Tarnsten · 28 June 2024 03:08

Hey folks,

I’m just wondering about the size of the cache vs. backup. I have a device which is backed up, and then if I add the storage to another device + restore 1 file of about 150MB, the cache ends up as 1.4GB for a 70GB repository with only 1 revision:

I have another backup which is ~2TB, and with 47 revisions, and the cache on that is only just hitting 1.4GB:

Any reason why the Duplicacy backup might be so much larger, proportionally? I would like to switch to using Duplicacy for everything, but if it grows at this same rate, the cache size will be too large for me to use unfortunately

gchen · 28 June 2024 20:41

Only metadata chunks are stored in the cache, and the amount of metadata chunks is proportional to the number of files in a backup, not the total file size.

Moreover, if you run only backup jobs from a repository, the cache only stores the metadata chunks in the latest backup. But if you also run prune jobs, then metadata chunks from all existing backups will remain in the cache.

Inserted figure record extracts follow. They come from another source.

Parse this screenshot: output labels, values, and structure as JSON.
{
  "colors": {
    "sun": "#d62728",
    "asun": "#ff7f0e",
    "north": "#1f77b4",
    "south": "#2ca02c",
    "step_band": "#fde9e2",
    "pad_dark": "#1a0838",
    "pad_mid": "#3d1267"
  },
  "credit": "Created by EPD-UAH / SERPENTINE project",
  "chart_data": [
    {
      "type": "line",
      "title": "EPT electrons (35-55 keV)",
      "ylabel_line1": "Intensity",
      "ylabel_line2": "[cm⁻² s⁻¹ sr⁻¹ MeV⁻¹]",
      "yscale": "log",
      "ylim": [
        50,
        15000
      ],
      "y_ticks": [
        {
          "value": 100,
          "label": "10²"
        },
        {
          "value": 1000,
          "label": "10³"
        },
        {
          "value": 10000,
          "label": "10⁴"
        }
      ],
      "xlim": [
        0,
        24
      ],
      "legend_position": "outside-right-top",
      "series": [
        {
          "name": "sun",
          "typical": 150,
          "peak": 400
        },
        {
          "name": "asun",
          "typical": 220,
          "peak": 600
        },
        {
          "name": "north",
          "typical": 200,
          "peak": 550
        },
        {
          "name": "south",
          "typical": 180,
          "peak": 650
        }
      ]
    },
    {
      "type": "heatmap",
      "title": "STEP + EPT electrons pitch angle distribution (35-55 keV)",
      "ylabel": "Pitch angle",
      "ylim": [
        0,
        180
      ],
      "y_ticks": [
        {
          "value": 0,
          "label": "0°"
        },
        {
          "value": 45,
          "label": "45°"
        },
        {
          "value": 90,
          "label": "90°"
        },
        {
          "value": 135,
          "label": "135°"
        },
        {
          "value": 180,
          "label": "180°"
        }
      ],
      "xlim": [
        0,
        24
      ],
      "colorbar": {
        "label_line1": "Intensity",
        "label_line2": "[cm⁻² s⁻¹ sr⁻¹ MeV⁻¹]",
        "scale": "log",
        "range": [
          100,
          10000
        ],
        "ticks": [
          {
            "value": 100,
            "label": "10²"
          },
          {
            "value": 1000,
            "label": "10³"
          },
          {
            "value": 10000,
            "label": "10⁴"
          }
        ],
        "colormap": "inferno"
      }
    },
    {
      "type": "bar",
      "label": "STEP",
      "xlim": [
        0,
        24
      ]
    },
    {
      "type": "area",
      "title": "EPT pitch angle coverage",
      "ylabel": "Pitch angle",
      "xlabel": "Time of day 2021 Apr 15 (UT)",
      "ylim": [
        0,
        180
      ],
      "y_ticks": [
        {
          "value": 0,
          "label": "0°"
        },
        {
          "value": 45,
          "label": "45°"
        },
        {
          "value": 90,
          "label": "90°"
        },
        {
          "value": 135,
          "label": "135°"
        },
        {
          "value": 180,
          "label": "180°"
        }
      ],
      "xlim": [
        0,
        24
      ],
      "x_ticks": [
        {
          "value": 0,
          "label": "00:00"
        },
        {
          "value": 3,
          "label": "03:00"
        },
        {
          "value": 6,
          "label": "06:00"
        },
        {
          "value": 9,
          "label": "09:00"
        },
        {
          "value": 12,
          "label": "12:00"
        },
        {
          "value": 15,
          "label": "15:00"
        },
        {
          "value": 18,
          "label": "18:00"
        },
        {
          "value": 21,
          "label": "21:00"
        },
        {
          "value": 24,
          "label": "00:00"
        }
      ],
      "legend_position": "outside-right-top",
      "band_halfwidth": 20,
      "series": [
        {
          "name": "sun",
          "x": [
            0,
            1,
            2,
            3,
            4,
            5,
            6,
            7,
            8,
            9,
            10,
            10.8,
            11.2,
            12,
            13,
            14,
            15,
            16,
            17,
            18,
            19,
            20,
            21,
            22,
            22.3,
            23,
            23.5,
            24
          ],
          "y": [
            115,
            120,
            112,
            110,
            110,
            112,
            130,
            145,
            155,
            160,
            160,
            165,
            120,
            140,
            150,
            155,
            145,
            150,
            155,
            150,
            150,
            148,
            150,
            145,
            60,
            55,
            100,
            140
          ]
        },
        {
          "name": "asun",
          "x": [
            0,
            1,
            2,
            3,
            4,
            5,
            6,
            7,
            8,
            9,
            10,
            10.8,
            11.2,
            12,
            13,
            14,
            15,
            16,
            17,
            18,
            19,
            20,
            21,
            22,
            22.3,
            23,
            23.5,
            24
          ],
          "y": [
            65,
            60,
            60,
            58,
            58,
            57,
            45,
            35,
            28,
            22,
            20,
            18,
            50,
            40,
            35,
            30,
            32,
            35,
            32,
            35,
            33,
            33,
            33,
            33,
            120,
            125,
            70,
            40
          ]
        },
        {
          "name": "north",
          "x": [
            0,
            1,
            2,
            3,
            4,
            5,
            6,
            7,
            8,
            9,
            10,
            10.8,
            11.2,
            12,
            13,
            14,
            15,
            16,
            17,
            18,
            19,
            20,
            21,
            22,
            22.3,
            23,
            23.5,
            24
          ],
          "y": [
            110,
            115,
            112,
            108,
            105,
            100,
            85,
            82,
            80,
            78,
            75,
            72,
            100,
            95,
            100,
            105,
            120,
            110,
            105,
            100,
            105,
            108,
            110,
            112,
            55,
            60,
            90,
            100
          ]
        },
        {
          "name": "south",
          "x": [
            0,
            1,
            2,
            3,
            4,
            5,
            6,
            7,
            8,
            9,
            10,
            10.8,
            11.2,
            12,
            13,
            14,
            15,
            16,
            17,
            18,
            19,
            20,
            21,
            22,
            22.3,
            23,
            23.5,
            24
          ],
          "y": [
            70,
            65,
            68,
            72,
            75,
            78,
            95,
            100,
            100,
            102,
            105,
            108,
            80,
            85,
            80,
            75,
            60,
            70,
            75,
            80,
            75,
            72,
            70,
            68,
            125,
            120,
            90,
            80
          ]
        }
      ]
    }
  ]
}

Tarnsten · 1 July 2024 03:53

Okay, so in this instance the repository has 485,496 files in, whereas the Borg repo only has 200,105 in it. So, without knowing how the Borg repo design handles metadata/caching, it would seem perhaps the Duplicacy solution is better at this than Borg?

Follow up question: is the metadata chunking a fixed size per file? I.e. can I calculate cache size based on number of files, or is there some variability in this?